The Gardner Lab has both a clinical focus in transplant surgery as well as a basic science focused Immunology lab in the UCSF Diabetes Center. Fundamentally, we are interested in understanding the basic mechanisms of self-tolerance in the adaptive immune system, and how characterizing that biology might eventually translate into improved therapeutics in autoimmunity, transplantation, and tumor immunotherapy. In particular our lab focuses on the biology and function of a unique population of dendritic cells expressing the Autoimmune Regulator (Aire) gene, and we have shown these cells to be potent inducers of immunologic tolerance.

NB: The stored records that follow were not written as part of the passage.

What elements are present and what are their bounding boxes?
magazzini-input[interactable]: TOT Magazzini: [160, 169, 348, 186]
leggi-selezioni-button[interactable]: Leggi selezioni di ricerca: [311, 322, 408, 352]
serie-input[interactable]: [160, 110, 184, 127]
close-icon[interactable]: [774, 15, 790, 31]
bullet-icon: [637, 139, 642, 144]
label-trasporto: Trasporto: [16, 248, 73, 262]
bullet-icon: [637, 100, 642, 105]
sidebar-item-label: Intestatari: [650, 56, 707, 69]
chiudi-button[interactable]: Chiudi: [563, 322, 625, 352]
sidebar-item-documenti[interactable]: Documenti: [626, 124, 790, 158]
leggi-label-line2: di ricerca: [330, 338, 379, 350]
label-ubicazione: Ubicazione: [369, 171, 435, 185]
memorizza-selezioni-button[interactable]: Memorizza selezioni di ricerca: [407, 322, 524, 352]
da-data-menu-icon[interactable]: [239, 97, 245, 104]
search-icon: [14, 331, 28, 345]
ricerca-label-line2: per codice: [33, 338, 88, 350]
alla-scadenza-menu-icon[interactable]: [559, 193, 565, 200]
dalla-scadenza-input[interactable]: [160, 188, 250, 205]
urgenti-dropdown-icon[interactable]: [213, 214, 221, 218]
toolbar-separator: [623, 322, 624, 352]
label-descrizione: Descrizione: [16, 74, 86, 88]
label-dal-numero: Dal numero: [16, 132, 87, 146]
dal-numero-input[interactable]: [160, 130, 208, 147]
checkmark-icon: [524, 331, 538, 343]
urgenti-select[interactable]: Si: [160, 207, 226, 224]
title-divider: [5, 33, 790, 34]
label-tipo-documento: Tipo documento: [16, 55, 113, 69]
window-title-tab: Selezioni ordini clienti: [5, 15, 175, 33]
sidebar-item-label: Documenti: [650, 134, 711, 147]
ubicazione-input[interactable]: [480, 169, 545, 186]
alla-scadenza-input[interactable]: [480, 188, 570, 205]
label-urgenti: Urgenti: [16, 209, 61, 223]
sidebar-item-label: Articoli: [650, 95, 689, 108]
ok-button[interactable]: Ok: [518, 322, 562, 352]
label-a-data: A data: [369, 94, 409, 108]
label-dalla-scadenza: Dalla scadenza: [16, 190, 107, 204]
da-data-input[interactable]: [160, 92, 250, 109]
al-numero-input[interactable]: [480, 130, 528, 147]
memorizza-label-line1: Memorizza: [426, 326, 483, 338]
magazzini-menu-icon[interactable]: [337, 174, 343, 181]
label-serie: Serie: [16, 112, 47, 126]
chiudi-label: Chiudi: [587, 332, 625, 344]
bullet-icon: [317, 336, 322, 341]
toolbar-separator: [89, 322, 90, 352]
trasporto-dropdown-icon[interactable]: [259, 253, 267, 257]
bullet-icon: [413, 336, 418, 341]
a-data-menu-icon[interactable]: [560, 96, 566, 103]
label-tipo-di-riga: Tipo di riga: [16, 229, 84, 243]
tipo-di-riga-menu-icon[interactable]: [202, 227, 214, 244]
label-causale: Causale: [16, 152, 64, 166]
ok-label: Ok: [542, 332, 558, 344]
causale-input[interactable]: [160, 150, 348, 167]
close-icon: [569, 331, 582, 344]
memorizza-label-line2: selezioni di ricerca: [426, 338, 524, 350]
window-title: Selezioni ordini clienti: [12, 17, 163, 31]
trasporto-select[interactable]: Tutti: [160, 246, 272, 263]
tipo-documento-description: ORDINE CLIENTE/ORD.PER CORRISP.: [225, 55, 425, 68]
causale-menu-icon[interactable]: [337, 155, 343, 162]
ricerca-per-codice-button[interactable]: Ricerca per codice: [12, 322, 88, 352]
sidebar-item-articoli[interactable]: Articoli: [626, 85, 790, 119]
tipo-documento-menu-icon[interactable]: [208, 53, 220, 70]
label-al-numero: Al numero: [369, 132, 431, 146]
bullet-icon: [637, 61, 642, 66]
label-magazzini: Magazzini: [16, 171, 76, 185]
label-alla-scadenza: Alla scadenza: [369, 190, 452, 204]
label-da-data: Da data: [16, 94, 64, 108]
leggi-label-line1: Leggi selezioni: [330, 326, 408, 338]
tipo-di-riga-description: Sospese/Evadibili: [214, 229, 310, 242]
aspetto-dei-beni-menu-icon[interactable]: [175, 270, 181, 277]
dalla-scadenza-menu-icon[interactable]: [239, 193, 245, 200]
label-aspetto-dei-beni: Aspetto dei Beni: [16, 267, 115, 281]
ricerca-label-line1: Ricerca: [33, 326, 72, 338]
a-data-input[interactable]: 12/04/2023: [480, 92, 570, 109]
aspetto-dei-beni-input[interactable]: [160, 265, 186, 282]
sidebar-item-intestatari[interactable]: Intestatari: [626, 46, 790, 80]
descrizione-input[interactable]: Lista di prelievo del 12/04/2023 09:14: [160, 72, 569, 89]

The Gaw Lab focuses on the placental response to perinatal infections and biological correlates of clinical outcomes from a histopathologic and molecular approach. We have three main lines of research in our laboratory- malaria in pregnancy, Zika infection in the placenta, and SARS-CoV2 infection in pregnancy. All areas are unified by the goal of understanding how inflammatory responses at the maternal-fetal interface influence pregnancy outcomes. Our work leverages unique patient samples prospectively collected in endemic regions through successful collaborations, and have great potential to bridge the gap between molecular technologies, human responses to infection, and clinical outcomes. These studies will identify novel mechanisms of pathogenesis and potential pathways for therapeutic intervention to prevent the adverse consequences of these perinatal infections.